Make an old sofa more comfy by fitting a piece of plywood beneath cushions for under £10. Or replace foam in cushions—pay about £60 for new foam cut to fit four cushions.
Create new pieces
Create a headboard for a bed with a length of fabric, a throw or a lightweight rug hung from wooden dowelling or a broom handle fixed to the wall behind the bed.
Make new furniture out of packaging such as wooden palettes
Turn packaging into furniture by throwing an attractive piece of fabric over a sturdy cardboard box, or a plastic or wooden crate. This will give you an instant, no-cost coffee table.
Fix or replace broken parts
Prevent table legs from wobbling by ensuring one leg isn't shorter than the others. Lengthen a short leg by cutting a piece of cork to the right size and gluing it on with wood adhesive. This is a lot easier than shortening the other legs.
"With a little imagination, you can give your latest furniture bargain a fresh look for just a few pounds"
Worried about weak shelves?
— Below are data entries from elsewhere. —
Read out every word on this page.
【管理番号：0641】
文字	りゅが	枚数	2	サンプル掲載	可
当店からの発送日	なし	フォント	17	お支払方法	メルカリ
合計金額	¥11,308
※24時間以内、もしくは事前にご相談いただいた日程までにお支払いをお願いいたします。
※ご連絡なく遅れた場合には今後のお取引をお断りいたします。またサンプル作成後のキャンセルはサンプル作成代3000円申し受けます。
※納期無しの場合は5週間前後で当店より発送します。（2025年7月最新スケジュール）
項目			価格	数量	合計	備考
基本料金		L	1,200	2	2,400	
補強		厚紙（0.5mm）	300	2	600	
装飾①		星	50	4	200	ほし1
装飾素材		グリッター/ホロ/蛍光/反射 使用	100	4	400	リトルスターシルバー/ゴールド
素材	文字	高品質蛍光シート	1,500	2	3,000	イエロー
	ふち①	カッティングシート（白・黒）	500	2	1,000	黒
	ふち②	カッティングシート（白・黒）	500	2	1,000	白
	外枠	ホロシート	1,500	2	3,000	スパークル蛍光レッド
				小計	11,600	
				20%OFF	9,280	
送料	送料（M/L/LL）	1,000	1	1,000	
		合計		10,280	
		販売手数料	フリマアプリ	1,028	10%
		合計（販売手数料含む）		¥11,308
Screw battens under the back edges of shelves for extra support to prevent bowing.
Replace plastic knobs or handles on furniture with smart metal or chrome ones, from as little as £2 each.
Cover up damage
Rub small scratches on wood with half a walnut kernel to restore the colour. Repair deeper scratches by rubbing with a wax crayon of the same colour until the crack is filled. Then cover a small piece of wood with a soft rag and rub across the filled scratch to remove surface wax. Buff with a soft cloth and the scratch should be almost invisible. Make white rings fade by rubbing them with toothpaste.
You could try doing your own reupholstery
Reupholstering a sofa is expensive—around half the price of a new sofa. The easiest and least expensive way to disguise worn-out seating is to drape an attractive bedspread, throw or blanket over it.
If you need to buy fabric, the cheapest option is cotton calico that can then be dyed to match your decor. This costs about £2 a metre from a fabric shop. For a more fitted look, use a staple gun to fix fabric to the underside of the sofa to stop it slipping off.
Dealing with drawers
If drawers are not sliding in and out smoothly, rub the runners with a candle, a bar of soap or petroleum jelly. If they still stick, rub gently with fine-grade glasspaper or an emery board and re-apply the wax or soap.
Take out flimsy hardboard drawer bases and back panels, and substitute chipboard to make them more solid. A large sheet costs about £5 from Wickes—half the price of plywood. Alternatively, use wood recycled from old furniture.
If you have any leftover paints and are decorating a child's bedroom, try painting each drawer in a chest-of-drawers a different shade, or paint wardrobe doors a contrasting colour to the frame.
"You can transform wood with a little paint"
You can transform wood with paint. The finish will be far more professional if you sand first or remove old paint with paint-stripper. Streamlined tables and chairs are much easier to strip than ones with fussy mouldings.
Ornate chairs may require professional stripping (from around £20), so bear this in mind when buying. Coordinate mismatched wooden kitchen and dining chairs by painting them all the same colour.